Wellcome Trust Centre for Human Genetics, University of Oxford, Roosevelt Drive, OX3 7BN, Oxford, UK.
Genome Biol. 2015 Nov 2;16:241. doi: 10.1186/s13059-015-0805-z.
Single-cell RNA-seq data allows insight into normal cellular function and various disease states through molecular characterization of gene expression on the single cell level.

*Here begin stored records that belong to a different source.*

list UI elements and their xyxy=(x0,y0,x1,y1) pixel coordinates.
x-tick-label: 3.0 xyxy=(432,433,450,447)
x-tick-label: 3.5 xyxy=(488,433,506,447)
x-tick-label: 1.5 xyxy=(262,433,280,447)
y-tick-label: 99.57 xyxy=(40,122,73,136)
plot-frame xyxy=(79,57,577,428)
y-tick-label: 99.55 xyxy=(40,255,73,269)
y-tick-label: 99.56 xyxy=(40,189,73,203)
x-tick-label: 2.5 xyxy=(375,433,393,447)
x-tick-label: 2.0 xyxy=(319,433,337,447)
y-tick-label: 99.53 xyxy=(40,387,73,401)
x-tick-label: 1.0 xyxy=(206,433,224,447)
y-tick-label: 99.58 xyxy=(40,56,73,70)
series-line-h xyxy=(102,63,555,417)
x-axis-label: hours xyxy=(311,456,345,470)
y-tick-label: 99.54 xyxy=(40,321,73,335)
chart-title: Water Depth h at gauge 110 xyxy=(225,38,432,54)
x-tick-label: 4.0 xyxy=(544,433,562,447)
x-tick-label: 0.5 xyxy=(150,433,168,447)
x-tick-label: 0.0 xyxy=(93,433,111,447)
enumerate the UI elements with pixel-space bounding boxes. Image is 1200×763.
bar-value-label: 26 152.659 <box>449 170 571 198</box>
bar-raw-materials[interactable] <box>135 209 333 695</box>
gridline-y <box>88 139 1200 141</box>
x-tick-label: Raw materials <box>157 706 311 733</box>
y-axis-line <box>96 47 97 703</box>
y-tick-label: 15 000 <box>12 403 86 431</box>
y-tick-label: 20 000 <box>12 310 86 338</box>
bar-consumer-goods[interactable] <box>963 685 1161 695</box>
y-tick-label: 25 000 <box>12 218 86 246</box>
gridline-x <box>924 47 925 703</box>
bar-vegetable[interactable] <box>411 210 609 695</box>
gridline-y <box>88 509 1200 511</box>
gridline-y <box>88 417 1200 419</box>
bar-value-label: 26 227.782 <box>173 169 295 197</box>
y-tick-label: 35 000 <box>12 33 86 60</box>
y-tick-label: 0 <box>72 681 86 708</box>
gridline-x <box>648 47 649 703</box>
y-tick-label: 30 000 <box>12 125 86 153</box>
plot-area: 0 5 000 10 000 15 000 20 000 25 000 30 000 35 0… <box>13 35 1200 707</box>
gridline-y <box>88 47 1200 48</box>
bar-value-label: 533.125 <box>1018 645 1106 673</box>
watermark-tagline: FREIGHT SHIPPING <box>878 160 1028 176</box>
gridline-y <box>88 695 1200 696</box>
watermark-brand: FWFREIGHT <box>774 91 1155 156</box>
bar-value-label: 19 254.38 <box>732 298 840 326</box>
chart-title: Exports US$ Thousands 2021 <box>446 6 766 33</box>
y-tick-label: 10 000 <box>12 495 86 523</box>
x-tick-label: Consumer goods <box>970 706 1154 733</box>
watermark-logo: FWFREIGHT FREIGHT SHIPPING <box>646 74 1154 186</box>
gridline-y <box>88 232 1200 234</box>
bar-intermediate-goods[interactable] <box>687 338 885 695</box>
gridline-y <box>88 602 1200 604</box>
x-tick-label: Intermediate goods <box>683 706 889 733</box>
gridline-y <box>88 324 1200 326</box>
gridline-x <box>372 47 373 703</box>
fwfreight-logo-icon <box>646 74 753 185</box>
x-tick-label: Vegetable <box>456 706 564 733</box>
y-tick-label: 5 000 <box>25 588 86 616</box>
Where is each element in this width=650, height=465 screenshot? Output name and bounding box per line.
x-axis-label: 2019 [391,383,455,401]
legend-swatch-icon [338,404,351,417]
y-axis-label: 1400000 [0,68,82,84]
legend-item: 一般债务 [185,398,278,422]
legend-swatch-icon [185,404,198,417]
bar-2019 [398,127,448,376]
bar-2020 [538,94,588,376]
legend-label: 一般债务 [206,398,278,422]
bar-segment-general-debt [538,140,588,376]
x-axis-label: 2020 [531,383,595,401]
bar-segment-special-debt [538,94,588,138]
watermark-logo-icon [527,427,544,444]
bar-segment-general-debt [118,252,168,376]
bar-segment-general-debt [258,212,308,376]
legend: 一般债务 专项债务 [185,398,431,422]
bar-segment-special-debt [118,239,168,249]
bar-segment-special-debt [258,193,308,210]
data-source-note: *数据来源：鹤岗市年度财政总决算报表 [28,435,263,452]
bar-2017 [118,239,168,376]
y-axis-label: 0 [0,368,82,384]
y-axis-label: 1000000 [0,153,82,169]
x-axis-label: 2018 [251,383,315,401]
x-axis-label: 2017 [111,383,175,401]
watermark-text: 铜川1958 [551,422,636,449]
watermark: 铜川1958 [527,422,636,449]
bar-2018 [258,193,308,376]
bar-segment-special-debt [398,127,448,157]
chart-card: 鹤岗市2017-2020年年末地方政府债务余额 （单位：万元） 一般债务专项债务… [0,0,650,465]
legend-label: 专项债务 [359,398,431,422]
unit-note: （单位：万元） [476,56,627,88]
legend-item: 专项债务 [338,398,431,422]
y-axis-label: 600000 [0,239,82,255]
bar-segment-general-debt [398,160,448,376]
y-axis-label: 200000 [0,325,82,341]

Dimensionality reduction of such high-dimensional data sets is essential for visualization and analysis, but single-cell RNA-seq data are challenging for classical dimensionality-reduction methods because of the prevalence of dropout events, which lead to zero-inflated data. Here, we develop a dimensionality-reduction method, (Z)ero (I)nflated (F)actor (A)nalysis (ZIFA), which explicitly models the dropout characteristics, and show that it improves modeling accuracy on simulated and biological data sets.
单细胞RNA测序数据能够通过在单细胞水平上对基因表达进行分子特征分析,洞察正常细胞功能和各种疾病状态。对这类高维数据集进行降维对于可视化和分析至关重要,但由于缺失事件普遍存在,导致数据出现零膨胀,单细胞RNA测序数据对经典降维方法来说具有挑战性。在此,我们开发了一种降维方法,即零膨胀因子分析(ZIFA),该方法明确地对缺失特征进行建模,并表明它提高了对模拟数据集和生物数据集的建模准确性。